The Government of India, through a press release dated July 16, 2015, has introduced composite caps for simplification of FDI policy. These changes were alluded to by the finance minister during the presentation of the union budget in February 2015. Consequent to the change, foreign investors can invest in Indian companies till the applicable sectoral cap, irrespective of whether the investments are made by an FDI entity or by an FPI or an NRI, QFI, LLPs or through depository receipts, unless provided otherwise. However, the last three words of the previous sentence have created tremendous confusion, with experts claiming that the press release does not introduce any change at all. For instance, the composite sectoral cap for foreign investment in the defence sector has been limited to 49% within which, there is a maximum sub-limit of 24% for portfolio investments by FPI/FIIs/NRIs/QFIs/FVCIs under the automatic route. Such sub-limits have also been prescribed for the banking sector, commodity exchanges, infrastructure companies in securities markets, etc. and if one were to take a conservative view of the press release, existing position is maintained in the aforementioned sectors. However, in sectors having no sub-limits, portfolio investment upto 49% is allowed, without any requirement of seeking government approval or compliance with sectoral conditions, if such investment does not result in transfer of ownership and/or control to non-resident entities. This would benefit sectors like pharmaceuticals and multi-brand retail where FDI investors need to comply with stringent conditions.

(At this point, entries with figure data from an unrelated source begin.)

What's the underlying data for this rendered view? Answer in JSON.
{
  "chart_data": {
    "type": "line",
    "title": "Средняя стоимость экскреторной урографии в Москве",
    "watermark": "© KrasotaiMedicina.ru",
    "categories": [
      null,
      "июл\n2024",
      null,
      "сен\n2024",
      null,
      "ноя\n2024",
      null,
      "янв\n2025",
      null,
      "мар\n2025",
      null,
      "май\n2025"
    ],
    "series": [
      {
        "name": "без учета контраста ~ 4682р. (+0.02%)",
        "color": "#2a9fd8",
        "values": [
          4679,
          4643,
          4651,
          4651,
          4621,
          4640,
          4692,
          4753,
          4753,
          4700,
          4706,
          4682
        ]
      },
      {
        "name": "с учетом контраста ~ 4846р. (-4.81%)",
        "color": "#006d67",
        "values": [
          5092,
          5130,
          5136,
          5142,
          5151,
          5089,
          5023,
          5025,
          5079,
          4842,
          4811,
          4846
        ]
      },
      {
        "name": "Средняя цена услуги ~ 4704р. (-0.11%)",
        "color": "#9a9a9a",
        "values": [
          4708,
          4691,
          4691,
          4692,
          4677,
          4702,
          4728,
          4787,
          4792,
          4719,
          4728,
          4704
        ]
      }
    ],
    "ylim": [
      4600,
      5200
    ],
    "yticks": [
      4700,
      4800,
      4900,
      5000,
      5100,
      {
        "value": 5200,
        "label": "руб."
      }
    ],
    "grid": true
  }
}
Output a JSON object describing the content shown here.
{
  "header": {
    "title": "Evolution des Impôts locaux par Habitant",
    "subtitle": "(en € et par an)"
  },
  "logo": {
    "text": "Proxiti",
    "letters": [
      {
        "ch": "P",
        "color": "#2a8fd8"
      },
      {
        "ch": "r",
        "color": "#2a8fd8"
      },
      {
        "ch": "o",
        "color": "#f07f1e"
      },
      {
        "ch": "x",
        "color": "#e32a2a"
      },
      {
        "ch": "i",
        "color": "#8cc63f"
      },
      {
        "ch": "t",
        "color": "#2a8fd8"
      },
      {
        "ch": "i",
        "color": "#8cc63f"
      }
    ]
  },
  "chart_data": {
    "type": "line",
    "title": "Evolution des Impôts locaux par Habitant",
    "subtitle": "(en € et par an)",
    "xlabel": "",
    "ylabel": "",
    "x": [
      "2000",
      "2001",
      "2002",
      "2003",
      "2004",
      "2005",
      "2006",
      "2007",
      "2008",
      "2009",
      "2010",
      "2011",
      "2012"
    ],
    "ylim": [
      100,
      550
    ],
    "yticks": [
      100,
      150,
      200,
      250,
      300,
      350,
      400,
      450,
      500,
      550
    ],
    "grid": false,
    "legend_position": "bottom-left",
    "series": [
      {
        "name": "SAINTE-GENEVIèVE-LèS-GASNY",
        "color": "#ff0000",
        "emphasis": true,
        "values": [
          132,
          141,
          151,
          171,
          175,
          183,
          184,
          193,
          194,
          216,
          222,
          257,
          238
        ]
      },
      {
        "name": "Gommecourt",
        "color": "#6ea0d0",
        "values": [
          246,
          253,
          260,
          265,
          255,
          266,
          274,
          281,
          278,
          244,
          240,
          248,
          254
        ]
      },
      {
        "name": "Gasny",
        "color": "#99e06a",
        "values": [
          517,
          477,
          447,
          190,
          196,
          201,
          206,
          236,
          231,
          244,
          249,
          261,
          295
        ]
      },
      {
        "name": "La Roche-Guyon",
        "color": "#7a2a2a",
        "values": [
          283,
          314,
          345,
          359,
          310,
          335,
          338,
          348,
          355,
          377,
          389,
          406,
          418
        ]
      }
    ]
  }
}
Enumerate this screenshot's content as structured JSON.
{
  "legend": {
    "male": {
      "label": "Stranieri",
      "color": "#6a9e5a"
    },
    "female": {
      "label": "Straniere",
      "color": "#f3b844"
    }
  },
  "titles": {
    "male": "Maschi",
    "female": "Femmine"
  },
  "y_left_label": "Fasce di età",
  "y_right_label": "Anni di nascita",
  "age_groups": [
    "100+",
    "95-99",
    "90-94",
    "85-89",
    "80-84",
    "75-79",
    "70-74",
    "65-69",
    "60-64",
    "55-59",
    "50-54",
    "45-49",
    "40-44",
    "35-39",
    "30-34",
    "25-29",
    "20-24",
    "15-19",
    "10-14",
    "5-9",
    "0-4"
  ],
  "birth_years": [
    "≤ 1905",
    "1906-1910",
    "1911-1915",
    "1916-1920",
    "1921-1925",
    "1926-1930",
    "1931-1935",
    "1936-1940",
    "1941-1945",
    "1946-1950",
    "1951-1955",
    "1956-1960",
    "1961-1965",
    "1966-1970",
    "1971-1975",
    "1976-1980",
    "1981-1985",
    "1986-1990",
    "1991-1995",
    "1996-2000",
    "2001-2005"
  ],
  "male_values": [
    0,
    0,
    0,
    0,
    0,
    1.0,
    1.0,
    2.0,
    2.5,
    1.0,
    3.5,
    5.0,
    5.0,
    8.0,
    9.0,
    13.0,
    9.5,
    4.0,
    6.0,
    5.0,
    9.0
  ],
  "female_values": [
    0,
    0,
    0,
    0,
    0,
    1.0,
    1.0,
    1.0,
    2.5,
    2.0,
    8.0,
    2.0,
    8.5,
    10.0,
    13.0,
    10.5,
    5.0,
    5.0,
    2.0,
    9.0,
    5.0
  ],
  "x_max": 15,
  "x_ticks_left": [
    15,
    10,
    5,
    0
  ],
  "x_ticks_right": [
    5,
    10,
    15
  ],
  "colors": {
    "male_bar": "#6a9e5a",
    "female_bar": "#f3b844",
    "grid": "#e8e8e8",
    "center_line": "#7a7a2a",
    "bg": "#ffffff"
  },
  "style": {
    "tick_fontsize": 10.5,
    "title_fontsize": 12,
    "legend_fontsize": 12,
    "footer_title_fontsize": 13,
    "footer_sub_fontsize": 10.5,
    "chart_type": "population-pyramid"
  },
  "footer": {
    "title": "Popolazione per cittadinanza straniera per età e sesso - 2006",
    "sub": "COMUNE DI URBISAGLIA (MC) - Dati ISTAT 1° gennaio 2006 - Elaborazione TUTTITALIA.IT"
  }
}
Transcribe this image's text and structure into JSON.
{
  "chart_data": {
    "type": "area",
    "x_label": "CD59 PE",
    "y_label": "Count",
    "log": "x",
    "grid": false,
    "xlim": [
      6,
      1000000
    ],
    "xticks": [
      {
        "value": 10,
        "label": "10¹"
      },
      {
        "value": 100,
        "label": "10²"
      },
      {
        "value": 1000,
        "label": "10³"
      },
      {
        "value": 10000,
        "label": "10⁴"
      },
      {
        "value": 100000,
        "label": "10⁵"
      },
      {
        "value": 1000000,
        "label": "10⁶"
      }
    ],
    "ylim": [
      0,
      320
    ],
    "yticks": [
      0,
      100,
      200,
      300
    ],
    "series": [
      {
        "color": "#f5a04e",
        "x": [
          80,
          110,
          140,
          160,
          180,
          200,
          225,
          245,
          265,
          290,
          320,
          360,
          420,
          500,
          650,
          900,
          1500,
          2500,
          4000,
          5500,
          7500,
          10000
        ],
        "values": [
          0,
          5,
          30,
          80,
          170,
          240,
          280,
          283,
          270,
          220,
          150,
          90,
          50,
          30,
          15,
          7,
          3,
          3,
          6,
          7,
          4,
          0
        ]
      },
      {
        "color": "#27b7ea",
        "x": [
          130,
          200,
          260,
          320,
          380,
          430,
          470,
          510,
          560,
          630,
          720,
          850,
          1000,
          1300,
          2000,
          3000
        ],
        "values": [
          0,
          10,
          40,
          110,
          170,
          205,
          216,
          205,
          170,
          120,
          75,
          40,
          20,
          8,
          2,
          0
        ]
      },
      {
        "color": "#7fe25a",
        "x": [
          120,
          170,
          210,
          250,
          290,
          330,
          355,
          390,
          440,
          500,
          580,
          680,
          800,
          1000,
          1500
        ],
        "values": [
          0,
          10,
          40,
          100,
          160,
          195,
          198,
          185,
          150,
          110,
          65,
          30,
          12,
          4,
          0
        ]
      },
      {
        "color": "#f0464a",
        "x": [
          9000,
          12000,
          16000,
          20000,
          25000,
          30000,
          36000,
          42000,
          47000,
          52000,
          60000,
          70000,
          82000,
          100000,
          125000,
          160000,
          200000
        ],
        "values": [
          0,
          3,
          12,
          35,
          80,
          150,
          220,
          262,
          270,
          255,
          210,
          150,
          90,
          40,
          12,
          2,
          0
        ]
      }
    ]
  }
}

The press release also clarifies that FCCBs and DRs having underlying instruments, being in the nature of debt, issued under Schedule 5 of FEMA 20, shall not be treated as foreign investment. Earlier, FCCB holdings were also considered for calculating total foreign investment in the company. However, FCCBs will now be counted towards calculating foreign investment only at the time of their conversion into equity, not at the time of issuance of FCCBs.  This will give companies more headroom for attracting foreign investment.